I'd like to understand what's going on?
Also what would be the canonical way to define a custom expression / aggreagtion for a weighted sum that indicates that 2 arguments are needed, e.g def weighted_sum(values, weights). For this definition I am not sure about the correct type for values and weights would that be polars.Expr or polars.Series and how should I invoke this.
I am primarily interested because I want to increase readability of code that computes a weighted sum in groupby aggregations, e.g.
frame.groupby(...).agg((pl.col("value") * pl.col("weight")).sum() / pl.col("weight").sum())
which could possible be shortened to something like
frame.groupby(...).agg(pl.col("value", "weight").pipe(weighted_sum))
With the struct based aggregation I can already do
frame.groupby(...).agg(pl.struct("value", "weight").pipe(weighted_sum))
but there seems to be a performance overhead associated with it, that I would like to understand, and possibly avoid. Ideally, without having to sacrifice readability by defining complex expressions involving multiple columns as custom expressions or functions.
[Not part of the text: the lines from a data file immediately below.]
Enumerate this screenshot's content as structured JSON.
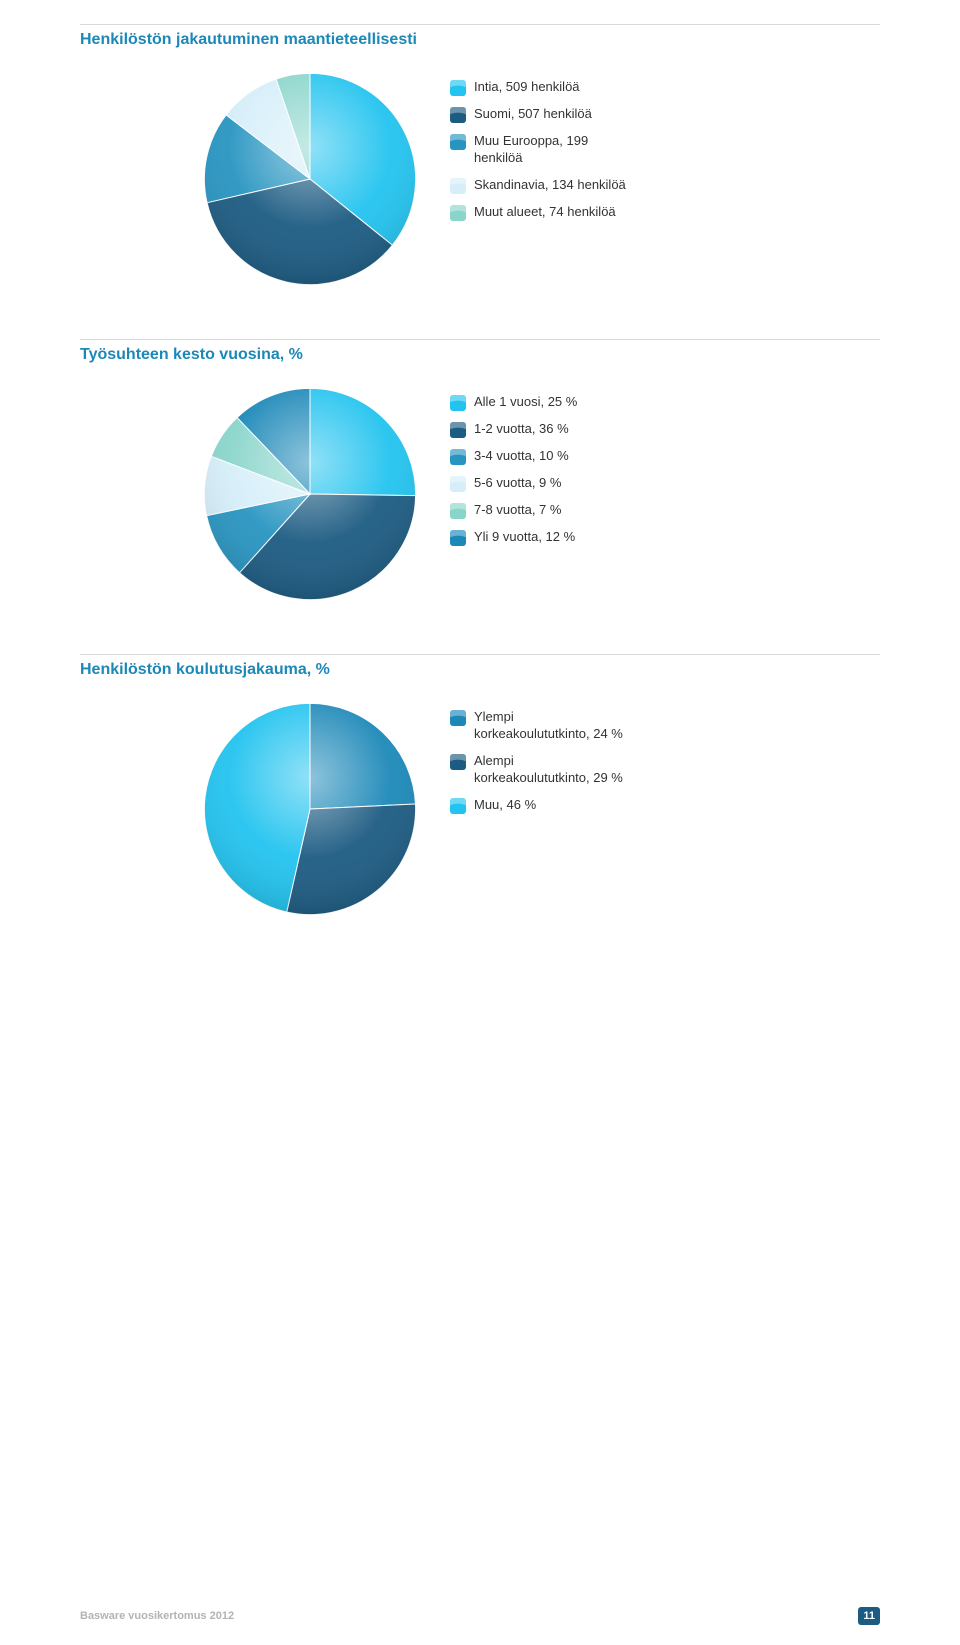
{
  "sections": [
    {
      "title": "Henkilöstön jakautuminen maantieteellisesti",
      "title_color": "#1C88B8",
      "chart": {
        "type": "pie",
        "diameter": 220,
        "start_angle_deg": -90,
        "background_color": "#ffffff",
        "slices": [
          {
            "label": "Intia, 509 henkilöä",
            "value": 509,
            "color": "#22C3EF"
          },
          {
            "label": "Suomi, 507 henkilöä",
            "value": 507,
            "color": "#1C5B82"
          },
          {
            "label": "Muu Eurooppa, 199 henkilöä",
            "value": 199,
            "color": "#2895C1",
            "label_multiline": [
              "Muu Eurooppa, 199",
              "henkilöä"
            ]
          },
          {
            "label": "Skandinavia, 134 henkilöä",
            "value": 134,
            "color": "#D5EEF9"
          },
          {
            "label": "Muut alueet, 74 henkilöä",
            "value": 74,
            "color": "#8AD5CB"
          }
        ]
      }
    },
    {
      "title": "Työsuhteen kesto vuosina, %",
      "title_color": "#1C88B8",
      "chart": {
        "type": "pie",
        "diameter": 220,
        "start_angle_deg": -90,
        "background_color": "#ffffff",
        "slices": [
          {
            "label": "Alle 1 vuosi, 25 %",
            "value": 25,
            "color": "#22C3EF"
          },
          {
            "label": "1-2 vuotta, 36 %",
            "value": 36,
            "color": "#1C5B82"
          },
          {
            "label": "3-4 vuotta, 10 %",
            "value": 10,
            "color": "#2895C1"
          },
          {
            "label": "5-6 vuotta, 9 %",
            "value": 9,
            "color": "#D5EEF9"
          },
          {
            "label": "7-8 vuotta, 7 %",
            "value": 7,
            "color": "#8AD5CB"
          },
          {
            "label": "Yli 9 vuotta, 12 %",
            "value": 12,
            "color": "#1C88B8"
          }
        ]
      }
    },
    {
      "title": "Henkilöstön koulutusjakauma, %",
      "title_color": "#1C88B8",
      "chart": {
        "type": "pie",
        "diameter": 220,
        "start_angle_deg": -90,
        "background_color": "#ffffff",
        "slices": [
          {
            "label": "Ylempi korkeakoulututkinto, 24 %",
            "value": 24,
            "color": "#1C88B8",
            "label_multiline": [
              "Ylempi",
              "korkeakoulututkinto, 24 %"
            ]
          },
          {
            "label": "Alempi korkeakoulututkinto, 29 %",
            "value": 29,
            "color": "#1C5B82",
            "label_multiline": [
              "Alempi",
              "korkeakoulututkinto, 29 %"
            ]
          },
          {
            "label": "Muu, 46 %",
            "value": 46,
            "color": "#22C3EF"
          }
        ]
      }
    }
  ],
  "footer": {
    "text": "Basware vuosikertomus 2012",
    "page_number": "11",
    "page_number_bg": "#1C5B82",
    "page_number_fg": "#ffffff"
  },
  "swatch": {
    "size": 16,
    "corner_radius": 3,
    "highlight_color": "rgba(255,255,255,0.35)"
  }
}
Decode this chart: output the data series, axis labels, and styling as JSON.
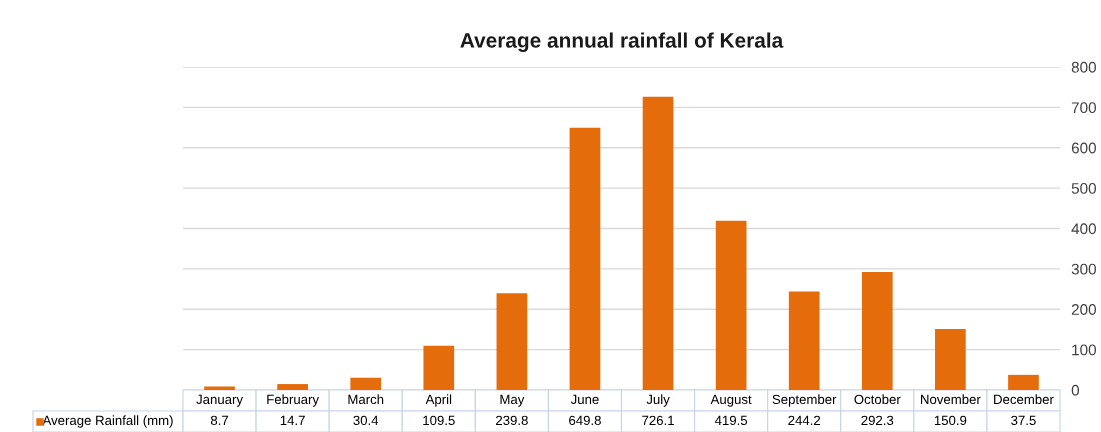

I think there may be some confusion between a python udf and a function which returns an expression. In the former case, if the python udf needs access to multiple values then the only way is to roll them up in a struct. In the latter case, that restriction doesn't apply because the function is just shorthand to typing the expression out.
As such you can do
def weighted_sum(value:str, weight:str) -> pl.Expr:
return (pl.col(value) * pl.col(weight)).sum() / pl.col(weight).sum()
You could make it more complex/flexible as well for instance:
def weighted_sum(value:str|pl.Expr, weight:str|pl.Expr) -> pl.Expr:
if isinstance(value, str):
value=pl.col(value)
if isinstance(weight, str):
weight=pl.col(weight)
return (value * weight).sum() / weight.sum()
which would then be used like:
frame.groupby(...).agg(weighted_sum("value", "weight"))
or
frame.groupby(...).agg(weighted_sum(pl.col("value"), pl.col("weight")))
There's also some confusion on what it means to have
frame.groupby(...).agg(pl.col("value", "weight").pipe(weighted_sum))
When you put multiple column names in the pl.col then it is a short cut to doing (in this case)
frame.groupby(...).agg(pl.col("value").pipe(weighted_sum),
pl.col("weight").pipe(weighted_sum))
It doesn't have the means to know that your function wants two input parameters.